One document sums up the character of the new phase. Swings of the pendulum were recurrent in Soviet administrative practice, so this one was no novelty. Instead of the cumbersome cadres directorate, and specialist units in charge of inspecting party bodies, there was to be a new organizational structure. Henceforth the Central Committee apparatus, overseen mainly by the Secretariat and to a lesser degree by the Orgburo, would supervise the operations of ministries and other central government agencies. The task was assigned to new Central Committee departments – among them, ‘agitprop’, ‘party-komsomol-trade unions’, ‘international relations’, heavy industry, consumer goods industry, engineering (machine building), transport and agriculture, as well as a new, very powerful, ‘administrative’ department with responsibility for the security services and the cluster of agencies in planning, finance and trade. (The last three would soon be detached to form a separate department.)
In sum, the reorganization consisted in converting the structural units of the old cadres directorate into independent departments and distributing, more or less logically, the 115 ministries and all party bodies (republican and regional) between these departments. This was no easy undertaking. Each of the state agents to be supervised and monitored itself encompassed a multitude of local branches – in particular, a labyrinthine set of supply networks that were a headache for any inspection agency. This tangled web was even more complicated than the one we shall discuss when we deal with the state administration.

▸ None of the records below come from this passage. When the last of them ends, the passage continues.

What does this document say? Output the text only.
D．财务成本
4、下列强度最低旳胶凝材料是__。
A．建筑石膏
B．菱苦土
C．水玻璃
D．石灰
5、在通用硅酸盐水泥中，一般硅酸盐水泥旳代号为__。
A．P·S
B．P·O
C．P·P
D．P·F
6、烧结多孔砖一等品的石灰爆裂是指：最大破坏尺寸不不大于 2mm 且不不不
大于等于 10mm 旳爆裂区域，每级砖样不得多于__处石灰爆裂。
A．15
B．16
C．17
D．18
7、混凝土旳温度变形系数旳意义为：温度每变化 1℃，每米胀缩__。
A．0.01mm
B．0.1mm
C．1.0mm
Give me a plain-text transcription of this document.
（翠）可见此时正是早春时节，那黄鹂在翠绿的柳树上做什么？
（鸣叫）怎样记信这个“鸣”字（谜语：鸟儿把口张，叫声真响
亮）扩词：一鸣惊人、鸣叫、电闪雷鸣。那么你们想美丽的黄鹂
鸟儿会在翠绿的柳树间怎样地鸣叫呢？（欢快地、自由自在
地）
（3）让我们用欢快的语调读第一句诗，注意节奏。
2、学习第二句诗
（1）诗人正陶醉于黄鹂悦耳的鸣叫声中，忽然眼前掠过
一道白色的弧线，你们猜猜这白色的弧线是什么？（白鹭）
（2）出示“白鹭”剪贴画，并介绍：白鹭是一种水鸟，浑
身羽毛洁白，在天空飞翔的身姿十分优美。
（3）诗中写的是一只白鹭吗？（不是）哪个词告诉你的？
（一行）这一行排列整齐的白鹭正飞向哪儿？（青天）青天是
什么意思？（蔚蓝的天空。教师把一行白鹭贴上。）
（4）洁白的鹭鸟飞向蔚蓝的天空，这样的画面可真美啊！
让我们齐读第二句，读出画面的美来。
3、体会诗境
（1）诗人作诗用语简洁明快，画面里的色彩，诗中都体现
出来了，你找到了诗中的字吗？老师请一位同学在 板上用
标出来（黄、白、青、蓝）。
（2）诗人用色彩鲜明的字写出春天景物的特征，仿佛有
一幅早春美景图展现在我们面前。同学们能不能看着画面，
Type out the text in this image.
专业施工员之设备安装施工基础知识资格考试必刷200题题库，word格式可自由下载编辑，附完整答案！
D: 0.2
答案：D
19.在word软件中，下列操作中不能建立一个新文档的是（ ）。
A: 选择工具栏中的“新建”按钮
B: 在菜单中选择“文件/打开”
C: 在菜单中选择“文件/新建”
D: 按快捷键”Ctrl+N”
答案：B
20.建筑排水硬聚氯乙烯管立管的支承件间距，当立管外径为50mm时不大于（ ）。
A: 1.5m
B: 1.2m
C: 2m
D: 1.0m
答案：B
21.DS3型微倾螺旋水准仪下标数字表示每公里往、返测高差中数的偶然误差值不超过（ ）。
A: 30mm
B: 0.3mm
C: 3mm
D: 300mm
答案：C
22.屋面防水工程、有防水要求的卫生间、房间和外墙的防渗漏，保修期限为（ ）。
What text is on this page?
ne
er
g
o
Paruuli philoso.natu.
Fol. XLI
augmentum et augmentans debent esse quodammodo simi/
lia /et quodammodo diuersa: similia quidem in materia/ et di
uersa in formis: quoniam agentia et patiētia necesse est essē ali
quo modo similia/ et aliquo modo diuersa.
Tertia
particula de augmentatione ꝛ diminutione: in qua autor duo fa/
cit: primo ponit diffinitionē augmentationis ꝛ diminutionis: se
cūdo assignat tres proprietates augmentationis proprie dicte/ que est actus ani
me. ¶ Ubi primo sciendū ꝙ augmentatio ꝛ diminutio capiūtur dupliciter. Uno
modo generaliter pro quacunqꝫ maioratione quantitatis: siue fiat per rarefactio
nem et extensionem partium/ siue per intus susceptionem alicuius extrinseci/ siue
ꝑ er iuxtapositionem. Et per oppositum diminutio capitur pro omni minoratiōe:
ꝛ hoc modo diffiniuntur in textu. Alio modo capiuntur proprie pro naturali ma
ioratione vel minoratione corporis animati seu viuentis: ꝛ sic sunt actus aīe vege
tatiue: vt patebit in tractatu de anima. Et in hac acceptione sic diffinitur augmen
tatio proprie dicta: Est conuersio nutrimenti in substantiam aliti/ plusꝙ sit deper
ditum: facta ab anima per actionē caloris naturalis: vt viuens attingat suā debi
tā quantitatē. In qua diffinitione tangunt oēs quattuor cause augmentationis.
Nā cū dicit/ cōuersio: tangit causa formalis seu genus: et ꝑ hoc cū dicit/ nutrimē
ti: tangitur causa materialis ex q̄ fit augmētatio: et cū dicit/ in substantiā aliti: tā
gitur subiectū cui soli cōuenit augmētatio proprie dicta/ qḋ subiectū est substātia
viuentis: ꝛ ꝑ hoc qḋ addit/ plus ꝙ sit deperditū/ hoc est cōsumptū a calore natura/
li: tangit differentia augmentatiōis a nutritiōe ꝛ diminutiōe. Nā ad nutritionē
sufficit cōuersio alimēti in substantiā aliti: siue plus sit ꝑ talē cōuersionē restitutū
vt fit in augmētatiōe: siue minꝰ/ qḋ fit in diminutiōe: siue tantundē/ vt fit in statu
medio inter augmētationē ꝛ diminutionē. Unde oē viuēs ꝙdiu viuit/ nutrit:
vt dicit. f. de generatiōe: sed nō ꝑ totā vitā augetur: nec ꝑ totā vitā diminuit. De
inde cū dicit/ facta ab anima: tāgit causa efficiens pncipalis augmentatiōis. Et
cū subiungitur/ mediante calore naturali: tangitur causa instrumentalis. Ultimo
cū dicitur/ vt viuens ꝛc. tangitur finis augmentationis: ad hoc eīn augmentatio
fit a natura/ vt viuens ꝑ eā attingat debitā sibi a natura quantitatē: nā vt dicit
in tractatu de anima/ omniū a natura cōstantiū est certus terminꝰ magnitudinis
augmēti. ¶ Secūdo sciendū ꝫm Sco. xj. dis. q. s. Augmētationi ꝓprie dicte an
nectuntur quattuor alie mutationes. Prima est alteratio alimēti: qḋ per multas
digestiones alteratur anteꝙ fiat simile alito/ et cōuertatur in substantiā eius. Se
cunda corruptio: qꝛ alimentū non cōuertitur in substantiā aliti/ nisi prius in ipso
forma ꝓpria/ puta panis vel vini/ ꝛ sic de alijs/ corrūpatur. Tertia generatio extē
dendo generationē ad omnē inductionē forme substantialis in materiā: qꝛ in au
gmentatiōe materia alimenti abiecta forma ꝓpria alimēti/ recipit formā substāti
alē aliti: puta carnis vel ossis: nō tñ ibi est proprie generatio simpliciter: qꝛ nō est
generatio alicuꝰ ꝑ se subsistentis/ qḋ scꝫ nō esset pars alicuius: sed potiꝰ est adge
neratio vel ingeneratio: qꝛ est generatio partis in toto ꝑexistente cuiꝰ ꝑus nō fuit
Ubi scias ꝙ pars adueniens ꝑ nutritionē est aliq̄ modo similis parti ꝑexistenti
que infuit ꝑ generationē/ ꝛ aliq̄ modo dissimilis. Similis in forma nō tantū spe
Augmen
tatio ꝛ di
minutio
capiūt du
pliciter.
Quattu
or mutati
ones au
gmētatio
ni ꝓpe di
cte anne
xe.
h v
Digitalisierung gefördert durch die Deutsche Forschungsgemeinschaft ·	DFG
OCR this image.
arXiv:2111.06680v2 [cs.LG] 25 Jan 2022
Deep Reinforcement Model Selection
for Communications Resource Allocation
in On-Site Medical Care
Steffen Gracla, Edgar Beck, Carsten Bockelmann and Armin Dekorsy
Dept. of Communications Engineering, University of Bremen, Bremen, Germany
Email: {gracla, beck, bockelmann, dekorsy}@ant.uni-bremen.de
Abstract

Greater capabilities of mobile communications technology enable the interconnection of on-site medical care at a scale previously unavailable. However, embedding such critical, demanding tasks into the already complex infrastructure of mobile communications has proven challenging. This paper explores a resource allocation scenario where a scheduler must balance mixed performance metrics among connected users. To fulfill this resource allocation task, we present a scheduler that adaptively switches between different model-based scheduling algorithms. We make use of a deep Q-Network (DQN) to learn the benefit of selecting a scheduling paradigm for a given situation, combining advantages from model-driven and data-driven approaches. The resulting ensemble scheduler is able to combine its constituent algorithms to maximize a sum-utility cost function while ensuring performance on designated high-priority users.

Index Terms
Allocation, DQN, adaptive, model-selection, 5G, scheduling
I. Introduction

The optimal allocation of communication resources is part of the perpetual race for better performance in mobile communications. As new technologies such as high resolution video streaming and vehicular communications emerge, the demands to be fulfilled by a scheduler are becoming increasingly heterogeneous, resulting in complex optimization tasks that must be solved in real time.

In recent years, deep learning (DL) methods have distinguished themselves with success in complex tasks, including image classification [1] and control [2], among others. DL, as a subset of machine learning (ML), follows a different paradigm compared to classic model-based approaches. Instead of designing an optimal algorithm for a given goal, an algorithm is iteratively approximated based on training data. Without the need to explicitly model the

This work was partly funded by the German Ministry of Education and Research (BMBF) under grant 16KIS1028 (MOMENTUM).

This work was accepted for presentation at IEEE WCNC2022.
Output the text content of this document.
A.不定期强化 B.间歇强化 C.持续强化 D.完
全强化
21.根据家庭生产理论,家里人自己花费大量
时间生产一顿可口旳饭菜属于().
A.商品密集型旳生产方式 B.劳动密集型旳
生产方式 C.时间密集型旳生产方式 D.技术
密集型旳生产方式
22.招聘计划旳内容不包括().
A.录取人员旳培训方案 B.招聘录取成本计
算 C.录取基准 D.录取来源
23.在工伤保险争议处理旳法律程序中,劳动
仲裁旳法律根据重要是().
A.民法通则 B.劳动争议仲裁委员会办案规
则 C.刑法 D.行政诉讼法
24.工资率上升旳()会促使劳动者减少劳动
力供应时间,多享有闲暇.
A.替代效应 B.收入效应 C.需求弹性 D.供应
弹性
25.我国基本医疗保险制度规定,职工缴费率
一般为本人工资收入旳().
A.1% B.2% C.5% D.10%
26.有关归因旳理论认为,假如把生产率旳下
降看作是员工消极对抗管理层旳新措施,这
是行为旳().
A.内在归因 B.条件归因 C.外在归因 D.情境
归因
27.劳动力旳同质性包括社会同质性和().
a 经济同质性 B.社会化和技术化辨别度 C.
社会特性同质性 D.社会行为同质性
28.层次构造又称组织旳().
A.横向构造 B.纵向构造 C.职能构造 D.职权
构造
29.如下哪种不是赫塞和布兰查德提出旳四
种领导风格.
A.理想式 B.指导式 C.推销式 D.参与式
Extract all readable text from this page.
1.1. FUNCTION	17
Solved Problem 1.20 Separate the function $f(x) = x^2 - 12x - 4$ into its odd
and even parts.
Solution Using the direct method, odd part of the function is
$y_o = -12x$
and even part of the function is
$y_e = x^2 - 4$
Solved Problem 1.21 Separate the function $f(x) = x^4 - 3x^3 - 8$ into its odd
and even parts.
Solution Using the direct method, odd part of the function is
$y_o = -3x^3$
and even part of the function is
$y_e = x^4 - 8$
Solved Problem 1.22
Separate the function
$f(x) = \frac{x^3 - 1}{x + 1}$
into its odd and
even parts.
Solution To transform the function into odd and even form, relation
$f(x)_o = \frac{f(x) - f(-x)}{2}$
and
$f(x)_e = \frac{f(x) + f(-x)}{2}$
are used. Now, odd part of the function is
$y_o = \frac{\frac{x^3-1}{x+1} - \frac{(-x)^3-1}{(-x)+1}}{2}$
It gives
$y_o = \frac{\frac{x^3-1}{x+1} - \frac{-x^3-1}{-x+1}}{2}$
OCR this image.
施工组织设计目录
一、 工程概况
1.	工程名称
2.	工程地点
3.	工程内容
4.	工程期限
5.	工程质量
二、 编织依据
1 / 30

Each Central Committee department had its own more or less complex structure and personnel office. But there were also structures servicing the whole Central Committee apparatus, like the central statistical office, and coordinating departments such as the general-secretary’s ‘special unit’, the encrypting service, and ‘confidential matters’. In addition there were various ‘groups’ or ‘special offices’ unfamiliar to outsiders, including a service for receiving foreign visitors, a separate ‘department of the Central Committee’ (possibly an auxiliary secretariat for the Orgburo), a pivotal ‘general department’ through which all significant texts and appointments to and from departments passed, a ‘business’ department, a ‘post office’ for letters from the public, an office dealing with party membership registration, a ‘commission for foreign travel’, a special office for running the Kremlin, and a unit dealing with ‘auxiliary farms’ (probably part of the business department, which also had a cars and mechanical repairs service).